Oleh : Alfian Putra Pikoli
Sebuah ketakutan masyarakat global mulai
terjadi dalam periode yang sangat lama ketika identitas kebangsaan mulai
tergerus oleh eksistensi kebudayaan asing dalam negerinya sendiri. Fenomena
yang unik dan sangat menarik. Peperangan abad 21 sekarang tidak lagi bergerak
pada sebuah aktivitas fisik antar negara. Perlombaan senjata dan peperangan
langsung tidak lagi menjadi jaminan untuk memenangkan sebuah kejayaan besar.

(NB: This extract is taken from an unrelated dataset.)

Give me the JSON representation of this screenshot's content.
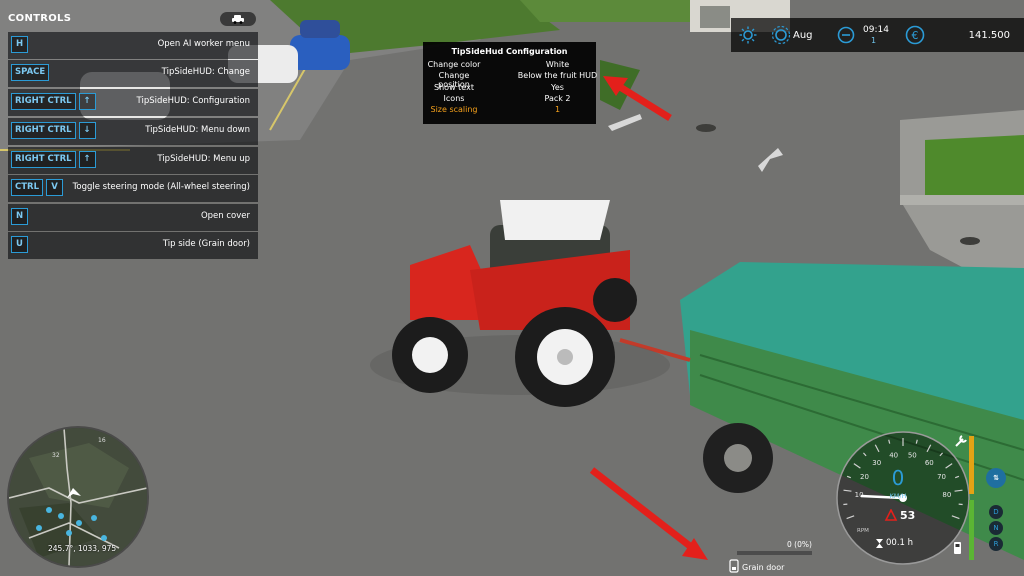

Kebudayaan (culture)menjadi instrumen
paling mutakhir dalam abad 21 ketika senjata tak lagi berdengung di telinga
masyarakat dunia. Keberadaan culture sebagai
perangkat diplomasi dalam ruang lingkup hubungan internasional telah menjadi
sebuah pembuktian baru yang bergelak perlahan tapi pasti. Adapun diplomasi
kebudayaan, tulis Joseph S Nye Jr dalam buku Soft Power: the Means to
Success in World Politics, merupakan perangkat untuk menebar kekuatan lunak
atau soft power. Berbeda dengan hard poweryang
menggunakan paksaan dalam bentuk militer atau kekuatan ekonomi, soft
power menciptakan kesepahaman dan pengertian akan nilai-nilai suatu
negara. Culture telah menyediakan hidangan yang luar biasa
kepada masyarakat Global ketika orang mulai merasakan kejenuhan dalam pergaulan
internasional yang cenderung statis. Korea Selatan menjadi negara yang memiliki
andil besar dalam proses penjamuan hidangan besar dalam hiruk pikuk
permasalahan global yang sifatnya high-politics.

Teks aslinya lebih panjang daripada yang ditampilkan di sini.